12 Applicability is checked for the app (requirement and extended requirement). You can use a Powershell script as well (needs to be uploaded to the Intune portal) to run this requirement check.
13 Download starts by sending a toast notification. User can see an intuitive notice in the device that indicates that the app is downloading and installing.
14 Download job is created and timer is set.
15 Content is downloaded to C:\Program Files (x86)\Microsoft Intune Management Extension\Content\Incoming\59f9a567-b92d-4dc2-9c7a-fdb94e29275c_1.bin.
16 Download job finishes, time taken is noted, bytes download is noted, job is closed.
17 Verification of encrypted hash, decryption starts.
18 Unzipping starts from Content\Staging to C:\Windows\IMECache\59f9a567-b92d-4dc2-9c7a-fdb94e29275c_1.
19 Organize staging content.
20 Installer execution starts.
21 Prepare .msi cmdline for system context.
22 msiexec /i "7zip.msi" /q /qn ALLUSERS=1 REBOOT=ReallySuppress /norestart Command is specified by the admin for the app in the portal.
23 Installation finishes, results collected.
24 lpExitCode 0, determines whether it's a success.
25 DeviceRestartBehavior: 2 (checks , device restart behavior) handle is closed. Device restart action as stated in the policy that is defined by the admin in the portal.
26 The detection rule starts by SideCarFileDetectionManager The detection rule evaluated in Step 11 is evaluated again after the app installation.
27 Checked under path: C:\Temp, file Path: C:\Temp\7zip, agent was checking under expanded: C:\Temp\7zip, applicationDetected: True.
28 Set ComplianceStateMessage and application detected after execution.

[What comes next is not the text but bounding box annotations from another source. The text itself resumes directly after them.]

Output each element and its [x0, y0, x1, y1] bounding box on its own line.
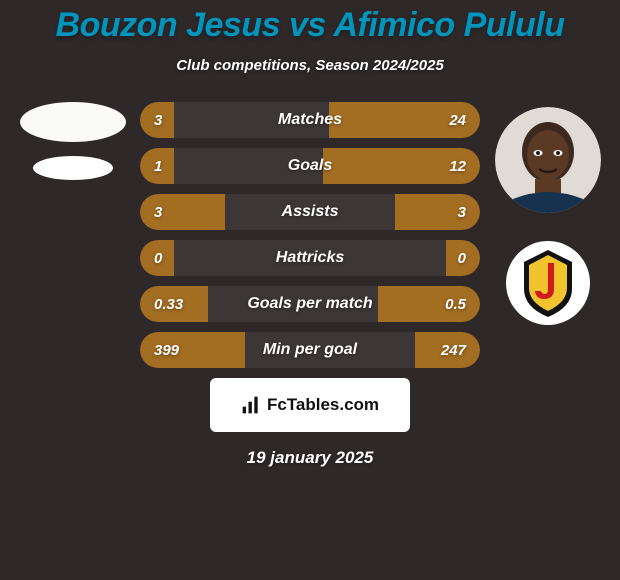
metric-row: 0.33 0.5 Goals per match — [140, 286, 480, 322]
content-row: 3 24 Matches 1 12 Goals 3 3 Assists 0 0 Hattricks 0.… — [0, 102, 620, 368]
club-right-badge — [506, 241, 590, 325]
metric-label: Matches — [278, 111, 342, 129]
value-left: 3 — [154, 204, 162, 221]
fctables-badge[interactable]: FcTables.com — [210, 378, 410, 432]
club-left-badge — [33, 156, 113, 180]
fill-right — [395, 194, 480, 230]
value-right: 0 — [458, 250, 466, 267]
metric-label: Assists — [282, 203, 339, 221]
subtitle: Club competitions, Season 2024/2025 — [176, 57, 444, 74]
metric-label: Min per goal — [263, 341, 357, 359]
bar-chart-icon — [241, 395, 261, 415]
infographic-container: Bouzon Jesus vs Afimico Pululu Club comp… — [0, 0, 620, 580]
metric-row: 1 12 Goals — [140, 148, 480, 184]
left-player-column — [5, 102, 140, 180]
value-left: 0.33 — [154, 296, 183, 313]
value-left: 3 — [154, 112, 162, 129]
value-right: 12 — [449, 158, 466, 175]
player-left-silhouette — [20, 102, 126, 142]
fctables-text: FcTables.com — [267, 395, 379, 415]
metric-label: Goals — [288, 157, 332, 175]
metric-row: 3 3 Assists — [140, 194, 480, 230]
value-right: 3 — [458, 204, 466, 221]
value-right: 0.5 — [445, 296, 466, 313]
metric-label: Goals per match — [247, 295, 372, 313]
value-right: 247 — [441, 342, 466, 359]
metric-row: 0 0 Hattricks — [140, 240, 480, 276]
metric-row: 3 24 Matches — [140, 102, 480, 138]
player-right-svg — [495, 107, 601, 213]
metric-label: Hattricks — [276, 249, 344, 267]
date-label: 19 january 2025 — [247, 448, 374, 468]
value-left: 399 — [154, 342, 179, 359]
metric-bars: 3 24 Matches 1 12 Goals 3 3 Assists 0 0 Hattricks 0.… — [140, 102, 480, 368]
value-right: 24 — [449, 112, 466, 129]
value-left: 0 — [154, 250, 162, 267]
player-right-photo — [495, 107, 601, 213]
club-right-svg — [506, 241, 590, 325]
fill-left — [140, 194, 225, 230]
metric-row: 399 247 Min per goal — [140, 332, 480, 368]
right-player-column — [480, 102, 615, 325]
page-title: Bouzon Jesus vs Afimico Pululu — [56, 6, 565, 45]
value-left: 1 — [154, 158, 162, 175]
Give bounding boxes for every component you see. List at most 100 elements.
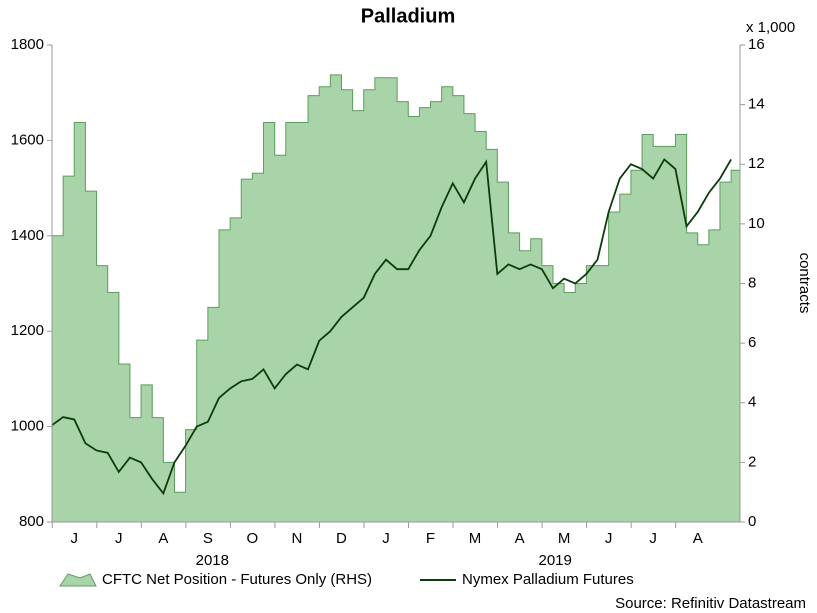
area-step: [185, 429, 198, 522]
x-tick-label: J: [649, 530, 657, 547]
x-tick-label: M: [558, 530, 571, 547]
year-label: 2019: [539, 552, 572, 569]
area-step: [118, 363, 131, 522]
area-step: [419, 107, 432, 522]
area-step: [686, 232, 699, 522]
area-step: [63, 176, 75, 523]
area-step: [642, 134, 654, 522]
area-step: [675, 134, 688, 522]
area-step: [363, 89, 376, 522]
area-step: [508, 232, 521, 522]
area-step: [586, 265, 599, 522]
area-step: [330, 74, 342, 522]
y2-axis-title: contracts: [796, 253, 813, 314]
y2-tick-label: 4: [748, 394, 756, 411]
x-tick-label: J: [71, 530, 79, 547]
area-step: [374, 77, 387, 522]
legend-label: Nymex Palladium Futures: [462, 571, 634, 588]
area-step: [218, 229, 231, 522]
area-step: [497, 182, 509, 522]
area-step: [196, 340, 209, 522]
y-tick-label: 1400: [11, 227, 44, 244]
area-step: [230, 217, 242, 522]
y-tick-label: 1800: [11, 36, 44, 53]
x-tick-label: J: [382, 530, 390, 547]
area-step: [74, 122, 86, 522]
area-step: [352, 110, 365, 523]
area-step: [575, 283, 587, 522]
area-step: [697, 244, 710, 522]
area-step: [152, 417, 164, 522]
y2-tick-label: 14: [748, 96, 765, 113]
area-step: [296, 122, 309, 522]
area-step: [385, 77, 398, 522]
x-tick-label: M: [469, 530, 482, 547]
area-step: [263, 122, 276, 522]
area-step: [141, 384, 153, 522]
area-step: [552, 283, 565, 522]
area-step: [519, 250, 532, 523]
area-step: [731, 170, 741, 522]
source: Source: Refinitiv Datastream: [615, 595, 806, 612]
area-step: [475, 131, 487, 523]
x-tick-label: F: [426, 530, 435, 547]
area-step: [308, 95, 320, 523]
area-edge: [52, 74, 740, 493]
x-tick-label: A: [693, 530, 703, 547]
area-step: [85, 191, 98, 523]
y-tick-label: 1000: [11, 418, 44, 435]
x-tick-label: D: [336, 530, 347, 547]
y2-tick-label: 2: [748, 453, 756, 470]
area-step: [653, 146, 665, 523]
area-step: [174, 492, 187, 522]
price-line: [51, 158, 732, 496]
area-step: [319, 86, 331, 523]
area-step: [252, 173, 265, 522]
y-tick-label: 1600: [11, 131, 44, 148]
area-step: [708, 229, 721, 522]
area-step: [530, 238, 543, 522]
area-step: [463, 113, 476, 522]
area-step: [441, 86, 454, 523]
area-step: [608, 211, 621, 522]
area-step: [207, 307, 220, 522]
area-step: [397, 101, 409, 523]
area-step: [285, 122, 298, 522]
area-step: [341, 89, 354, 522]
area-step: [241, 179, 253, 522]
x-tick-label: N: [291, 530, 302, 547]
area-step: [430, 101, 443, 523]
legend-label: CFTC Net Position - Futures Only (RHS): [102, 571, 372, 588]
area-step: [630, 170, 643, 522]
area-step: [664, 146, 676, 523]
x-tick-label: A: [158, 530, 168, 547]
year-label: 2018: [196, 552, 229, 569]
area-step: [564, 292, 576, 522]
x-tick-label: S: [203, 530, 213, 547]
area-step: [541, 265, 554, 522]
y2-tick-label: 6: [748, 334, 756, 351]
area-step: [619, 194, 632, 522]
area-step: [452, 95, 465, 523]
area-step: [274, 155, 287, 522]
area-step: [597, 265, 610, 522]
area-step: [107, 292, 120, 522]
area-step: [52, 235, 64, 523]
y2-tick-label: 0: [748, 513, 756, 530]
legend-swatch: [59, 573, 97, 587]
area-step: [129, 417, 142, 522]
x-tick-label: J: [115, 530, 123, 547]
y-tick-label: 1200: [11, 322, 44, 339]
y2-tick-label: 16: [748, 36, 765, 53]
y2-tick-label: 8: [748, 274, 756, 291]
area-step: [486, 149, 498, 522]
y2-unit: x 1,000: [746, 19, 795, 36]
area-step: [719, 182, 732, 522]
x-tick-label: A: [515, 530, 525, 547]
x-tick-label: J: [605, 530, 613, 547]
area-step: [96, 265, 109, 522]
y-tick-label: 800: [19, 513, 44, 530]
area-step: [408, 116, 420, 523]
y2-tick-label: 12: [748, 155, 765, 172]
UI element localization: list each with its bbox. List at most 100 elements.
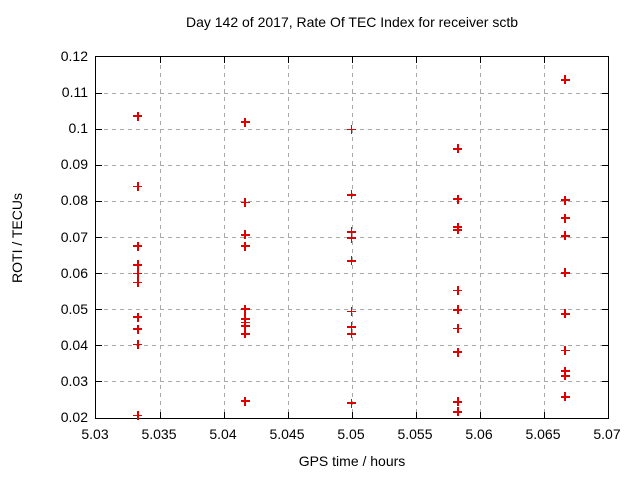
y-tick-right bbox=[602, 345, 608, 347]
x-tick-label: 5.055 bbox=[397, 426, 433, 442]
v-gridline bbox=[159, 57, 161, 418]
data-point-marker bbox=[560, 366, 570, 376]
x-tick-label: 5.07 bbox=[593, 426, 621, 442]
data-point-marker bbox=[347, 124, 356, 134]
data-point-marker bbox=[240, 117, 250, 127]
y-tick-label: 0.06 bbox=[60, 264, 88, 281]
x-tick-label: 5.04 bbox=[209, 426, 237, 442]
x-tick-top bbox=[223, 57, 225, 63]
data-point-marker bbox=[240, 198, 250, 208]
y-tick-label: 0.04 bbox=[60, 336, 88, 353]
y-tick-label: 0.12 bbox=[60, 48, 88, 64]
y-tick-right bbox=[602, 309, 608, 311]
x-axis-title: GPS time / hours bbox=[298, 453, 406, 469]
y-tick-label: 0.1 bbox=[68, 120, 88, 137]
y-tick-label: 0.07 bbox=[60, 228, 88, 245]
data-point-marker bbox=[453, 305, 463, 315]
y-tick-left bbox=[96, 92, 102, 94]
x-tick-label: 5.03 bbox=[81, 426, 109, 442]
y-tick-label: 0.02 bbox=[60, 409, 88, 425]
data-point-marker bbox=[133, 410, 143, 420]
data-point-marker bbox=[347, 329, 356, 339]
y-tick-left bbox=[96, 164, 102, 166]
data-point-marker bbox=[347, 306, 356, 316]
x-tick-top bbox=[159, 57, 161, 63]
data-point-marker bbox=[453, 285, 463, 295]
data-point-marker bbox=[133, 312, 143, 322]
data-point-marker bbox=[240, 329, 250, 339]
data-point-marker bbox=[453, 194, 463, 204]
x-tick-top bbox=[479, 57, 481, 63]
x-tick-label: 5.065 bbox=[525, 426, 561, 442]
data-point-marker bbox=[133, 324, 143, 334]
data-point-marker bbox=[240, 230, 250, 240]
x-tick-bottom bbox=[223, 412, 225, 418]
x-tick-label: 5.035 bbox=[141, 426, 177, 442]
y-tick-right bbox=[602, 128, 608, 130]
y-tick-label: 0.11 bbox=[61, 84, 88, 101]
data-point-marker bbox=[347, 227, 356, 237]
data-point-marker bbox=[240, 396, 250, 406]
data-point-marker bbox=[347, 398, 356, 408]
data-point-marker bbox=[240, 321, 250, 331]
y-tick-right bbox=[602, 237, 608, 238]
y-tick-label: 0.08 bbox=[60, 192, 88, 209]
x-tick-bottom bbox=[287, 412, 289, 418]
data-point-marker bbox=[347, 256, 356, 266]
data-point-marker bbox=[560, 268, 570, 278]
y-tick-right bbox=[602, 92, 608, 94]
x-tick-label: 5.05 bbox=[337, 426, 365, 442]
y-tick-right bbox=[602, 200, 608, 202]
v-gridline bbox=[415, 57, 417, 418]
data-point-marker bbox=[560, 309, 570, 319]
data-point-marker bbox=[133, 111, 143, 121]
y-tick-left bbox=[96, 128, 102, 130]
data-point-marker bbox=[560, 231, 570, 241]
data-point-marker bbox=[133, 277, 143, 287]
v-gridline bbox=[223, 57, 225, 418]
x-tick-label: 5.06 bbox=[465, 426, 493, 442]
y-tick-label: 0.09 bbox=[60, 156, 88, 173]
data-point-marker bbox=[240, 241, 250, 251]
x-tick-bottom bbox=[543, 412, 545, 418]
y-tick-left bbox=[96, 200, 102, 202]
data-point-marker bbox=[347, 233, 356, 243]
data-point-marker bbox=[560, 213, 570, 223]
x-tick-bottom bbox=[479, 412, 481, 418]
data-point-marker bbox=[347, 190, 356, 200]
x-tick-top bbox=[351, 57, 353, 63]
y-tick-left bbox=[96, 273, 102, 275]
data-point-marker bbox=[240, 304, 250, 314]
data-point-marker bbox=[453, 324, 463, 334]
chart-title: Day 142 of 2017, Rate Of TEC Index for r… bbox=[185, 14, 518, 30]
data-point-marker bbox=[560, 392, 570, 402]
v-gridline bbox=[543, 57, 545, 418]
x-tick-top bbox=[415, 57, 417, 63]
x-tick-bottom bbox=[159, 412, 161, 418]
data-point-marker bbox=[453, 225, 463, 235]
data-point-marker bbox=[560, 371, 570, 381]
data-point-marker bbox=[133, 241, 143, 251]
plot-area bbox=[95, 56, 609, 420]
data-point-marker bbox=[347, 322, 356, 332]
data-point-marker bbox=[133, 260, 143, 270]
data-point-marker bbox=[453, 144, 463, 154]
data-point-marker bbox=[560, 195, 570, 205]
v-gridline bbox=[479, 57, 481, 418]
y-tick-right bbox=[602, 164, 608, 166]
y-tick-right bbox=[602, 381, 608, 383]
y-tick-label: 0.03 bbox=[60, 372, 88, 389]
data-point-marker bbox=[133, 268, 143, 278]
data-point-marker bbox=[560, 345, 570, 355]
y-tick-right bbox=[602, 273, 608, 275]
y-tick-left bbox=[96, 381, 102, 383]
data-point-marker bbox=[560, 75, 570, 85]
y-tick-left bbox=[96, 309, 102, 311]
y-tick-left bbox=[96, 237, 102, 238]
data-point-marker bbox=[133, 181, 143, 191]
y-tick-left bbox=[96, 345, 102, 347]
v-gridline bbox=[287, 57, 289, 418]
data-point-marker bbox=[133, 340, 143, 350]
data-point-marker bbox=[453, 407, 463, 417]
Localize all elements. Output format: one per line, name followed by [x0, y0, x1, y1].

29 EnforcementStateMessage: determines the output after the detection process, toast message of the installation status is sent again. User can see an intuitive notice in the device that indicates that the app installed successfully or failed (as applicable).
30 Organize staged content.C:\Windows\IMECache\59f9a567-b92d-4dc2-9c7a-fdb94e29275c_1.
31 Start reporting app results.
32 Send results to service. The Intune admin can view the status of App deployment for the device in the Intune portal.